I realized that we had to maintain and express the mother's heart throughout the planning and organizing period, as well as during the actual events; that the means and the end had to be treated the same way. I understood that this was an important condition to allow God to work, to move people beyond their current situation. This was a big challenge. Many things came up throughout the organizing period that were difficult to deal with. In Israel much time was spent in meetings. Each day decisions were made, revised, changed.  It was a careful and thoughtful process of considering suggestions from quite a few individuals, finding a way to include what was most important for all the stakeholders involved, and helping each person to feel that his or her contribution was valuable.  This project and the many that we work on each year is real life training to be leaders within our nations as well as on the world level.
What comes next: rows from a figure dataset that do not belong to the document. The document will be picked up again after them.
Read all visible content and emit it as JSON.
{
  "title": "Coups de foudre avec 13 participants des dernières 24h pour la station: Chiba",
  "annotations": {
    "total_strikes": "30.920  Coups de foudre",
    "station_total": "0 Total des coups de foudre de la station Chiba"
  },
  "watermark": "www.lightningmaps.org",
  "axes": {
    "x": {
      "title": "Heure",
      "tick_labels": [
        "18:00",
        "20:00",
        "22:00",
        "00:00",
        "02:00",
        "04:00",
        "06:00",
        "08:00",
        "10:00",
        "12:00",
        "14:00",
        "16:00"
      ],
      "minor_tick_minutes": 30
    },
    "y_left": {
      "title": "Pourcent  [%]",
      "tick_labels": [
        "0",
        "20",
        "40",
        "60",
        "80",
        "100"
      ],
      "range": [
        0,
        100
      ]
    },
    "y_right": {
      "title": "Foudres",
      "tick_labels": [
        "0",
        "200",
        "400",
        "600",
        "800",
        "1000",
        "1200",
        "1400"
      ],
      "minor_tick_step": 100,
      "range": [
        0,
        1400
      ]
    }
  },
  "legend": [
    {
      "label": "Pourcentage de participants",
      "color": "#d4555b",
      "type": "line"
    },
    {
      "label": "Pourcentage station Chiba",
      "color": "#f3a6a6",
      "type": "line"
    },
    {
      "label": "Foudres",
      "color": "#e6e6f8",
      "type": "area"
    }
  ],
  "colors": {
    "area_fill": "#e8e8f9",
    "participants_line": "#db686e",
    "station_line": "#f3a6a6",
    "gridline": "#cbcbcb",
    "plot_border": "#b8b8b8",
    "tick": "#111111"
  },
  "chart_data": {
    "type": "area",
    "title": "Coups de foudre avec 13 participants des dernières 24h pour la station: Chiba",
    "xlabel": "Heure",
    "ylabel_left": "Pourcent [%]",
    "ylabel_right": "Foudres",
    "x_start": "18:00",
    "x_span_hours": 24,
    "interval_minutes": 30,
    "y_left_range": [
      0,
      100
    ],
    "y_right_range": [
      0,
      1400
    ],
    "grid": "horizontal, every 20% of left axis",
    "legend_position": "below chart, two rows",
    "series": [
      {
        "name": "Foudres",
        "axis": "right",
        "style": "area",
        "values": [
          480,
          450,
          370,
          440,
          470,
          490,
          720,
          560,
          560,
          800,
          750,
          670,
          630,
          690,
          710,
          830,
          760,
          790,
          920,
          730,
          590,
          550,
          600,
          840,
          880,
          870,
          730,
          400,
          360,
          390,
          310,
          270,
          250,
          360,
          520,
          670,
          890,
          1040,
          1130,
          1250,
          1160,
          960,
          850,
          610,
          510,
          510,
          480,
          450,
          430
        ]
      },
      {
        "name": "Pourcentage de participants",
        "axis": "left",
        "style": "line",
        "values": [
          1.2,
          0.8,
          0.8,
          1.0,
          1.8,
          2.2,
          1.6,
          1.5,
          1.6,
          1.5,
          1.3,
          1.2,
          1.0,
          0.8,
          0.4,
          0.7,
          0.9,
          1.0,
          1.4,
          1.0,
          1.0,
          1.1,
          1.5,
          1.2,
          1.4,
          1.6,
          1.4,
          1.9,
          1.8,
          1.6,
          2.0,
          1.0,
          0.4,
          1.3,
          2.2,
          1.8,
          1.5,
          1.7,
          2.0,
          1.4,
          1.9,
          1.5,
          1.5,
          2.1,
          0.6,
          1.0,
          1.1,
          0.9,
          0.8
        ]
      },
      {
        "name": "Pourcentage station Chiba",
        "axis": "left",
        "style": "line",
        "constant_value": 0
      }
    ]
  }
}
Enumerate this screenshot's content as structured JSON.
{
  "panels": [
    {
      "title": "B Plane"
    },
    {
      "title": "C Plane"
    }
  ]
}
As the week unfolded, with the Bridge of Peace Ceremony, home visits, visits to Hadassah Hospital as well as Yad be Yad Bilingual School, culminating in the march and rally, we felt that the mother's heart had stayed the course. It was a valuable lesson for me.  Ever since our founders introduced the concept of going "one step higher" in our planning process, I spend a lot of time reflecting on what the next step might be.  It is rewarding to come together each year and see the growth in so many areas.